“The Netbiome partnership is a unique example of a research network built by and for the EU Overseas” – José Azevedo, project coordinator
Policy-makers and stakeholders gathered in the European Parliament to engage with the NetBiome network, which highlighted the need to face the challenges of conserving the rich biodiversity found in the EU Outermost Regions and Overseas Countries and Territories. It called upon Europe to reconcile nature protection with sustainable human development by bringing together civil society, the scientific community, companies, and policy-makers to set out and pursue common biodiversity research and management goals.
Ricardo Serrão Santos MEP and Maurice Ponga MEP co-hosted on the 6th of April the conference “Boosting Biodiversity Research Cooperation – A NetBiome Roadmap for European (Sub) Tropical Overseas” promoted by the NetBiome-CSA project, an initiative supporting smart and sustainable management of tropical and subtropical biodiversity in Europe´s Outermost Regions (ORs) and Overseas Countries and Territories (OCTs). These EU overseas entities are home to 80% of the species biodiversity in Europe while also being more fragile and experiencing more threats by global changes and human activities than continental Europe. Building on work going back over a decade, including the NetBiome ERA-Net project, NetBiome-CSA has strengthened and extended partnerships and cooperation among researchers, policy-makers, companies and civil society. This was based on a participatory process mobilising stakeholders´ knowledge and resources for initiatives such as policy and priority analysis, multi-stakeholder dialogues, exchange of good practices and issuing of policy recommendations and research priorities.

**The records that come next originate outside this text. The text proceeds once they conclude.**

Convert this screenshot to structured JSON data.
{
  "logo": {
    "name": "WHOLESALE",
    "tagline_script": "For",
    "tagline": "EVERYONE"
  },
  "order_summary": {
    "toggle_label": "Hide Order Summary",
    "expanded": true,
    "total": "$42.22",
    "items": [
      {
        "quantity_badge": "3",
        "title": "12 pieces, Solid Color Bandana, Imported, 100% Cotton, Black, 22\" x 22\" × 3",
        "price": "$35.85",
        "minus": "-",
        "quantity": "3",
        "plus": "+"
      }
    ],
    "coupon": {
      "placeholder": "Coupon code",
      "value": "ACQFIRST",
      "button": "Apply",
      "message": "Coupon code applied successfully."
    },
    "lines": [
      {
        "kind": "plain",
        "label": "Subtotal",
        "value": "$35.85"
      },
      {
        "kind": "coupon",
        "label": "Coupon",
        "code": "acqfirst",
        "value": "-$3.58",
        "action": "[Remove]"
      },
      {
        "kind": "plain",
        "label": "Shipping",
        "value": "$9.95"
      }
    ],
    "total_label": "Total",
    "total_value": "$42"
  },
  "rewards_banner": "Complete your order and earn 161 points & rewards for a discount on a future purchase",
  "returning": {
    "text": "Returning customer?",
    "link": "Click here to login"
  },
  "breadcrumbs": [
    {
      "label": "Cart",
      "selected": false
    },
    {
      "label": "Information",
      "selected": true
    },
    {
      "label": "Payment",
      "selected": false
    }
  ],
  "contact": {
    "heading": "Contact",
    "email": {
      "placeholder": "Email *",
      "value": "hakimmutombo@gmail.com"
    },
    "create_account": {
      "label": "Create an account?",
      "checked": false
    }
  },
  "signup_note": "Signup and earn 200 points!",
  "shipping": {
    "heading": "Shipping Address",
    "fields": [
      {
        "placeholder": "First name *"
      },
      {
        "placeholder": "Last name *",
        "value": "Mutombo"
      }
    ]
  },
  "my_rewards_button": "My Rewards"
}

Members of the European Commission were present to provide support to the network and to highlight the need to tackle the challenges these entities face. Humberto Delgado Rosa, Director for Natural Capital within DG Environment stressed the “important role of European overseas as a repository of biodiversity” and the need to increase that perception in Europe, particularly in the context of advancing the European Biodiversity Strategy. Birgit de Boissezon, Head of Unit for Sustainable Management of Natural Resources within DG Research & Innovation underlined the fact that “NetBiome results provide visibility and momentum to the research capacities in ORs and OCTs”, constituting an excellent example of open science and innovation. In her view, the research done in the EU’s overseas entities is an asset and must be integrated in the wider European biodiversity research landscape, while respecting its specificities and requirements.
NetBiome ERA-Net researchers contributed to the conference by highlighting the importance of working with local stakeholders from the very beginning. Thanks to the network, they have been successful in strengthening partnerships, bringing together complementary skills and expertise, and producing good science.
As part of the project, information has been collected on ecosystem valuation resources in order to provide a policy tool and show the biodiversity contribution to EU overseas economies. These resources are included in a Biodiversity Management Toolbox, an online information and communication system developed by the consortium. Other critical elements of this toolbox are a database of stakeholders on (sub)tropical biodiversity management and research, and an online forum through which all stakeholders are able to communicate to share information or look for partners.
By conducting an extensive stakeholder consultation, a number of policy recommendations have been identified in order to tackle common challenges in biodiversity research and management. The needs for coherent spatial planning, to adapt international legislation to the regional context, to promote more efficient use of resources, and to put ecosystem management principles into practice were all stressed. To support these policies, a number of research priorities have been identified: improve tools for stakeholder participation, predict effects of climate change, increase the consideration of biodiversity and ecosystem services in environmental assessment and valuation methods, and map ecological limits to extractive activities.
Possibilities for the way forward were discussed, including integration of the network activities in existing networks and funding through different programmes.
The project coordinator for the Azores Regional Fund for Science and Technology, José Azevedo, pointed out that NetBiome is a concrete manifestation of the willingness to support biodiversity research in ORs and OCTs, and emphasised the need to enlarge and formalise the network. He added that in moving forward “European overseas entities must raise a common voice on shared biodiversity challenges in order to bridge the gap between science and decision-making, and NetBiome is an ideal platform through which to achieve this”.
The conference was chaired by Ricardo Serrão Santos MEP and Co-Chair of the Working Group “Biodiversity and Ecosystem Services” of the EP Intergroup “Climate Change, Biodiversity and Sustainable Development”.